Submit a batch run and evaluate a flow

Note

Azure AI Studio is currently in public preview. This preview is provided without a service-level agreement, and we don't recommend it for production workloads. Certain features might not be supported or might have constrained capabilities. For more information, see Supplemental Terms of Use for Microsoft Azure Previews.

To evaluate how well your flow performs with a large dataset, you can submit batch run and use an evaluation method in prompt flow.

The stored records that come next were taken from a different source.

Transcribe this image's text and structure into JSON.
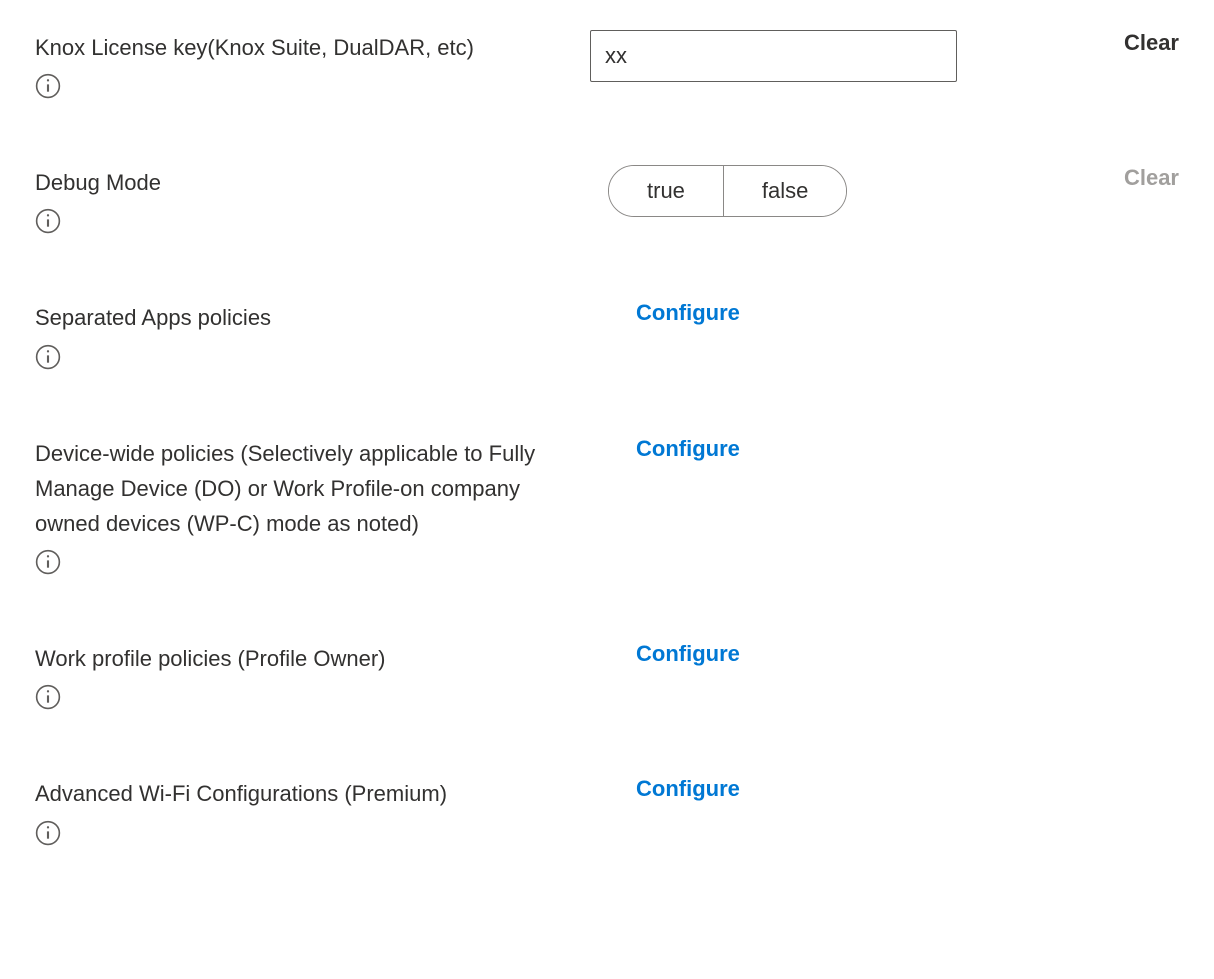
{
  "rows": {
    "knox_license": {
      "label": "Knox License key(Knox Suite, DualDAR, etc)",
      "value": "xx",
      "clear_label": "Clear"
    },
    "debug_mode": {
      "label": "Debug Mode",
      "option_true": "true",
      "option_false": "false",
      "clear_label": "Clear"
    },
    "separated_apps": {
      "label": "Separated Apps policies",
      "action": "Configure"
    },
    "device_wide": {
      "label": "Device-wide policies (Selectively applicable to Fully Manage Device (DO) or Work Profile-on company owned devices (WP-C) mode as noted)",
      "action": "Configure"
    },
    "work_profile": {
      "label": "Work profile policies (Profile Owner)",
      "action": "Configure"
    },
    "wifi": {
      "label": "Advanced Wi-Fi Configurations (Premium)",
      "action": "Configure"
    }
  }
}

In this article you learn to:

  • Submit a batch run and use an evaluation method
  • View the evaluation result and metrics
  • Start a new round of evaluation
  • Check batch run history and compare metrics
  • Understand the built-in evaluation methods
  • Ways to improve flow performance

Prerequisites

For a batch run and to use an evaluation method, you need to have the following ready:

  • A test dataset for batch run. Your dataset should be in one of these formats: .csv, .tsv, or .jsonl. Your data should also include headers that match the input names of your flow. If your flow inputs include a complex structure like a list or dictionary, use jsonl format to represent your data.
  • An available runtime to run your batch run. A runtime is a cloud-based resource that executes your flow and generates outputs. To learn more about runtime, see Runtime.

Submit a batch run and use an evaluation method

A batch run allows you to run your flow with a large dataset and generate outputs for each data row. You can also choose an evaluation method to compare the output of your flow with certain criteria and goals. An evaluation method is a special type of flow that calculates metrics for your flow output based on different aspects. An evaluation run is executed to calculate the metrics when submitted with the batch run.

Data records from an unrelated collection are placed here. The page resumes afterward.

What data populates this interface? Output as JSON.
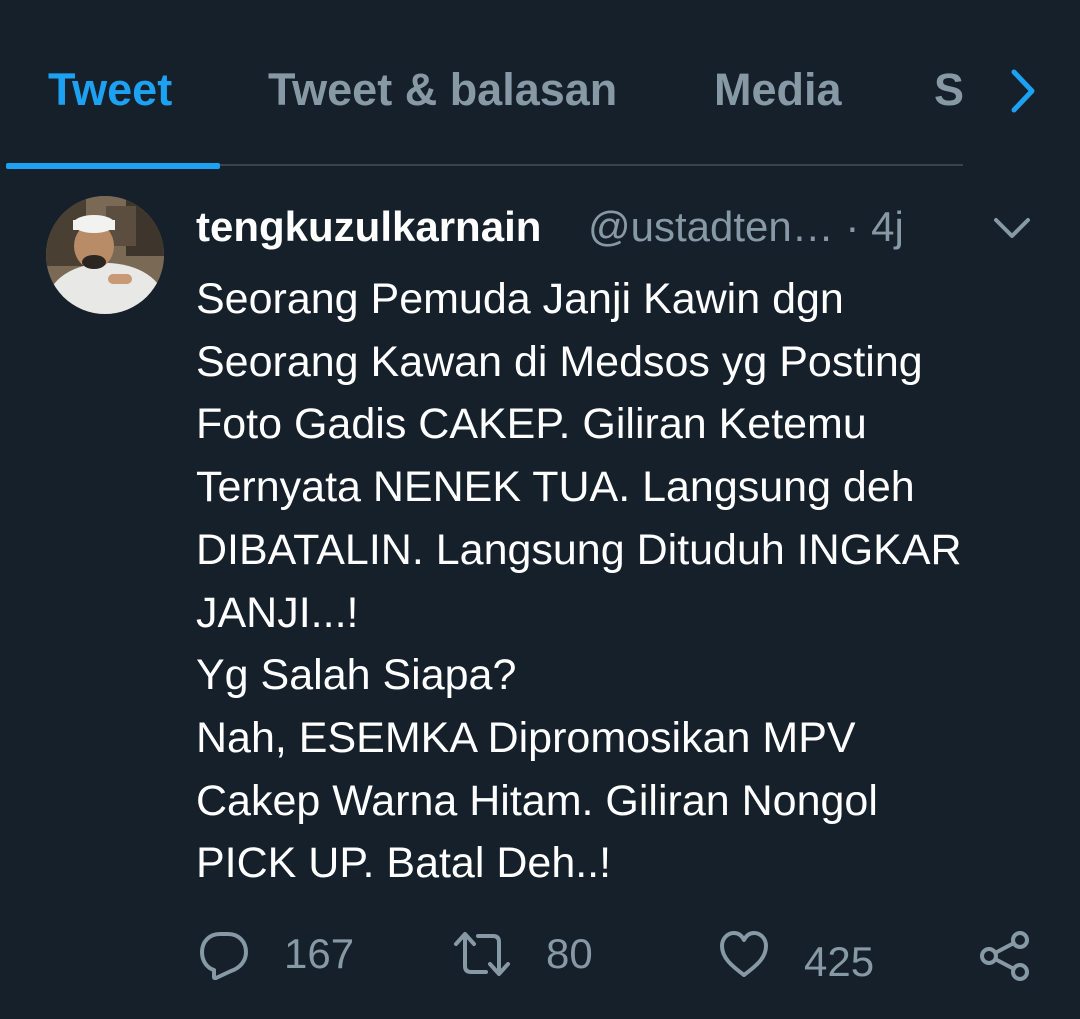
{
  "tabs": [
    {
      "label": "Tweet",
      "active": true
    },
    {
      "label": "Tweet & balasan",
      "active": false
    },
    {
      "label": "Media",
      "active": false
    },
    {
      "label": "S",
      "active": false
    }
  ],
  "tweet": {
    "username": "tengkuzulkarnain",
    "handle": "@ustadten… · 4j",
    "text": "Seorang Pemuda Janji Kawin dgn\nSeorang Kawan di Medsos yg Posting\nFoto Gadis CAKEP. Giliran Ketemu\nTernyata NENEK TUA. Langsung deh\nDIBATALIN. Langsung Dituduh INGKAR\nJANJI...!\nYg Salah Siapa?\nNah, ESEMKA Dipromosikan MPV\nCakep Warna Hitam. Giliran Nongol\nPICK UP. Batal Deh..!",
    "replies": "167",
    "retweets": "80",
    "likes": "425"
  },
  "colors": {
    "background": "#15202b",
    "accent": "#1da1f2",
    "muted": "#8899a6",
    "divider": "#38444d"
  },
  "icons": [
    "chevron-right-icon",
    "caret-down-icon",
    "reply-icon",
    "retweet-icon",
    "like-icon",
    "share-icon"
  ]
}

To start a batch run with evaluation, you can select on the Evaluate button - Custom evaluation. By selecting Custom evaluation, you can submit either a batch run with evaluation methods or submit a batch run without evaluation for your flow.

This screenshot shows the batch run and evaluation trigger button

First, you're asked to give your batch run a descriptive and recognizable name. You can also write a description and add tags (key-value pairs) to your batch run. After you finish the configuration, select Next to continue.

This screenshot shows the basic setting of custom evaluation

Second, you need to select or upload a dataset that you want to test your flow with. You also need to select an available runtime to execute this batch run.

Prompt flow also supports mapping your flow input to a specific data column in your dataset. This means that you can assign a column to a certain input. You can assign a column to an input by referencing with ${data.XXX} format. If you want to assign a constant value to an input, you can directly type in that value.

This screenshot shows the batch run setting of custom evaluation

Then, in the next step, you can decide to use an evaluation method to validate the performance of this flow. You can directly select the Next button to skip this step if you don't want to apply any evaluation method or calculate any metrics. Otherwise, if you want to run batch run with evaluation now, you can select one or more evaluation methods. The evaluation starts after the batch run is completed. You can also start another round of evaluation after the batch run is completed. To learn more about how to start a new round of evaluation, see Start a new round of evaluation.

This screenshot shows how to select evaluation methods.

In the next step input mapping section, you need to specify the sources of the input data that are needed for the evaluation method. For example, ground truth column can come from a dataset. By default, evaluation uses the same dataset as the test dataset provided to the tested run. However, if the corresponding labels or target ground truth values are in a different dataset, you can easily switch to that one.

  • If the data source is from your run output, the source is indicated as ${run.output.[OutputName]}
  • If the data source is from your test dataset, the source is indicated as ${data.[ColumnName]}

This screenshot shows how to configure evaluation settings, including input mapping and connection.

Note

If your evaluation doesn't require data from the dataset, you do not need to reference any dataset columns in the input mapping section, indicating the dataset selection is an optional configuration. Dataset selection won't affect evaluation result.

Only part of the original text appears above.